Pull Crypto out to its own library

[spheromak]

would be nice to pull the chef-crypto out into its own library. Was discussing this a bit with @ctdk merging client and server crypto into a separate lib. open for more thoughts on this.

[marpaia]

Mmm yes, this would be interesting. The privateEncrypt function actually implements the rsa_private_encrypt function from OpenSSL. It didn't exist in Go so I had to inline it. It would be nice to get this committed into crypto/rsa but I'm definitely not a cryptographer :P

Is there enough custom cryptography in the server to warrant breaking out to another library?

For what it's worth, on a tangentially related topic, I'd rather chef-golang not have any dependencies outside of the standard library (as it does now) if we can help it. However, I would be totally down to do it and take the github.com/coreos/etcd third-party directory approach, just so it's all bundled together.

[spheromak]

yea i think when we start using external deps we will want to vendor. there are a few tools for that. @ctdk @marpaia there might even be a go-chef org we could use to handle the server/client-api/client and other supporting stuff if we get to that point.

[spheromak]

I got the idea of pulling the crypto out cause thats what @ctdk has pretty much started here: https://github.com/ctdk/goiardi/tree/master/chef_crypto He implemented the other side of the crypto.

I agree that it would be much better for that bit of stuff to be upstream tho.

[marpaia]

That's pretty funny :) literally implemented the opposite sides of the crypto system

[ctdk]

Yeah, much the same way you found crypto/rsa didn't have the rsa_private_encrypt function you needed, it didn't have the rsa_private_decrypt either.
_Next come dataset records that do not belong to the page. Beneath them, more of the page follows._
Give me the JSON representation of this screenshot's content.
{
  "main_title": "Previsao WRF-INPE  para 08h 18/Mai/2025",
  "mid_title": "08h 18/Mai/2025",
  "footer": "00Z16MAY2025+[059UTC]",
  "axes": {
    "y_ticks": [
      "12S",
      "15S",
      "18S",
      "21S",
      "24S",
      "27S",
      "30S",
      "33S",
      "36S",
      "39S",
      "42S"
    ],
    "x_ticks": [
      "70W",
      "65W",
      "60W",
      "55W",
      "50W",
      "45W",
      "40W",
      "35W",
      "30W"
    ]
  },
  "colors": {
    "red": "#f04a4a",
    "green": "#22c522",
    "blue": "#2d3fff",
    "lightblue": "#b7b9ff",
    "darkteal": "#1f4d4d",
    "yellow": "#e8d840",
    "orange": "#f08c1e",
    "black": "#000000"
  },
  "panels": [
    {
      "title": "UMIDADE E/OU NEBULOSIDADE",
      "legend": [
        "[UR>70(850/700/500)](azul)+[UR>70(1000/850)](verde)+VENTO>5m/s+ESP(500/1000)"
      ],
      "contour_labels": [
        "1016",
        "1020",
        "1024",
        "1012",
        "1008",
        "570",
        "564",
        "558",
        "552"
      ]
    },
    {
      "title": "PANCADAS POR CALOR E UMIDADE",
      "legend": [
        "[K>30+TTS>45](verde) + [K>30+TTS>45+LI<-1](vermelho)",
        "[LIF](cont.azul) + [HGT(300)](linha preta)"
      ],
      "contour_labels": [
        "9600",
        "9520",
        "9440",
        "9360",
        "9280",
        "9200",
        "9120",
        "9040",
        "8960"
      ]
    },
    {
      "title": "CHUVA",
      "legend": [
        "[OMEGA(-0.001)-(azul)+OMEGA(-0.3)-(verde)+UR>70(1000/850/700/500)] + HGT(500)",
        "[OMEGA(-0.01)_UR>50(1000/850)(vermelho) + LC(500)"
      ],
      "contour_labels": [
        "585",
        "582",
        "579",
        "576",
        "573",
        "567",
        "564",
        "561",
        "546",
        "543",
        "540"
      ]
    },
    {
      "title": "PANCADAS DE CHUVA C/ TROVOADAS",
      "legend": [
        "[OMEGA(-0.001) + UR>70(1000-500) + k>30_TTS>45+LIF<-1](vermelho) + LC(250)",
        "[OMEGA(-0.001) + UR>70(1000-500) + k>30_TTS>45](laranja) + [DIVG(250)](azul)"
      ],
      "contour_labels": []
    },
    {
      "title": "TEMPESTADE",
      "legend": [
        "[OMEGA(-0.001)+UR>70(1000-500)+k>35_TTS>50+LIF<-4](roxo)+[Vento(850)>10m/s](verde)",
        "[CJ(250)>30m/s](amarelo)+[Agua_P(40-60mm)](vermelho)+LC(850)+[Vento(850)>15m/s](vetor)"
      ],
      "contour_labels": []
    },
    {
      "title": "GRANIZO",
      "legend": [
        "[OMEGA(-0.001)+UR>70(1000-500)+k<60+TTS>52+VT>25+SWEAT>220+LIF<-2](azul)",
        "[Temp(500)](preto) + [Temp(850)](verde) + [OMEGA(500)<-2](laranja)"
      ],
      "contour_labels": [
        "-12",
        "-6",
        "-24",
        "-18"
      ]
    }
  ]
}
Funny, that.

There might be some other areas with crypto that chef-golang and goiardi have in common too, with generating the signed headers and such, that we should at least coordinate even if they don't end up sharing a library in common. I'm not as worried about dependencies since that ship's already sailed on my end.

[spheromak]

common request signing would be very good.

[marpaia]

We had to implement this functionality because of a lack of parity in OpenSSL and crypto/rsa. Obviously it was by design to ditch OpenSSL in Go and that has proved to be a good decision. I still feel as though that it wouldn't hurt to add PrivateEncrypt (from this repo) and the equivalent PrivateDecrypt to Go source in an effort to add rsa_private_encrypt and rsa_private_decrypt to crypto/rsa.

Then, in our case at least, we wouldn't need any third party libs or external packages for crypto at all. Thoughts?

Alternatively, we could just take all of the crypto out of both repos and make a single repo that we both use and maintain?

[ctdk]

I assumed an independent crypto library that both chef-golang and goiardi could use was what @spheromak had in mind.

[spheromak]

that was my thought, but also if we can get a patch in on crypto/rsa that would be great.